**
python3爬取华为应用市场APP安装包实战
**
一、用浏览器访问华为应用市场,搜索APP并观察URL规律
比如我们要下载微信,那么在搜索框输入微信并回车,会发现url变成http://app.hicloud.com/search/%25E5%25BE%25AE%25E4%25BF%25A1,再搜索微博,发现又会跳转至http://app.hicloud.com/search/%25E5%25BE%25AE%25E5%258D%259A,那么我们就可以知道前面的http://app.hicloud.com/search/网址不会变,后面的才会变化,后面的这串字符其实就是微信或者微博的中文字符的urlencode编码,所以,我们在代码中只需要将所要搜索的APP中文名进行urlencode编码后再与前面不变的进行拼接就可以了。
def __init__(self):
'''
设置请求头,要下载的APP存放在列表中
'''
self.headers = {
"User-Agent": "Mozilla/5.0 (Windows NT 10.0; WOW64) AppleWebKit/537.36 (KHTML, like Gecko) "
"Chrome/58.0.3029.110 Safari/537.36 SE 2.X MetaSr 1.0"
}
self.url = 'http://app.hicloud.com/search/'
self.AppList = ['微信', 'QQ', '微博']
def searchApp(self):
'''
将要下的APP名字转化成ascii码,并拼接在查找网址后面,组成所需APP下载界面
:return:
'''
SearchLink_list = []
for AppName in self.AppList:
SearchLink = self.url + quote(AppName)
SearchLink_list.append(SearchLink)
self.loadPage(SearchLink_list)
二、获取下载链接并进行下载
拿微信举例,我们要在搜索页面利用开发者工具找到下载链接,如下图所示的就是下载链接存放标签:
我们只需要获取下图的内容就可以得到下载链接了,利用Xpathhelper谷歌插件写出对应的Xpath:“//*/div[1]/div[4]/div[1]/div/div/div[2]/div[2]/div[2]/a/@onclick”
对应代码如下:
def loadPage(self, UrlList):
'''
获取url并访问url,利用Xpath找到下载链接
:param UrlList:
:return:
'''
for url in UrlList:
req = urllib.request.Request(url, headers=self.headers)
html = urllib.request.urlopen(req).read().decode('utf-8')

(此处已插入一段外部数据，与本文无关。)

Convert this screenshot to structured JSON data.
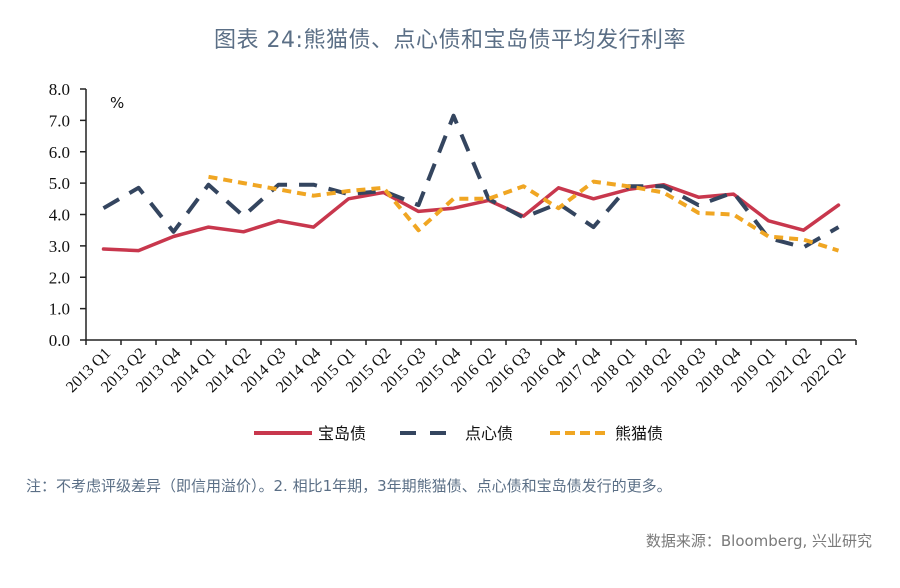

content = etree.HTML(html)
down = content.xpath('//*/div[1]/div[4]/div[1]/div/div/div[2]/div[2]/div[2]/a/@onclick') # 获取下载链接存放的标签,
# 返回的是一大堆乱七八糟
p = re.compile(r'[(](.*?)[)]', re.S)
appInfo = re.findall(p, down[0])[0]
appInfo = tuple(eval(appInfo)) # 将获取的APP信息存入元祖
print("正在爬取%s" % appInfo[1])
# print(appInfo[5]) # 下载链接
self.downLoad(appInfo[1], appInfo[5])
三、下载APP
获取并下载链接,将获得的内容以二进制的格式存入文件就可以啦
def downLoad(self, name, link):
PackageName = ‘package/’ + name + ‘.apk’
App = requests.get(link)
AppInfo = App.content
with open(PackageName, ‘wb’) as f:
f.write(AppInfo)
print(’%s爬取完成’ % name)
运行效果如下:
四、源码
import urllib.request
from urllib.parse import quote
from lxml import etree
import re
import requests
class Spider:
def __init__(self):
'''
设置请求头,要下载的APP存放在列表中
'''
self.headers = {
"User-Agent": "Mozilla/5.0 (Windows NT 10.0; WOW64) AppleWebKit/537.36 (KHTML, like Gecko) "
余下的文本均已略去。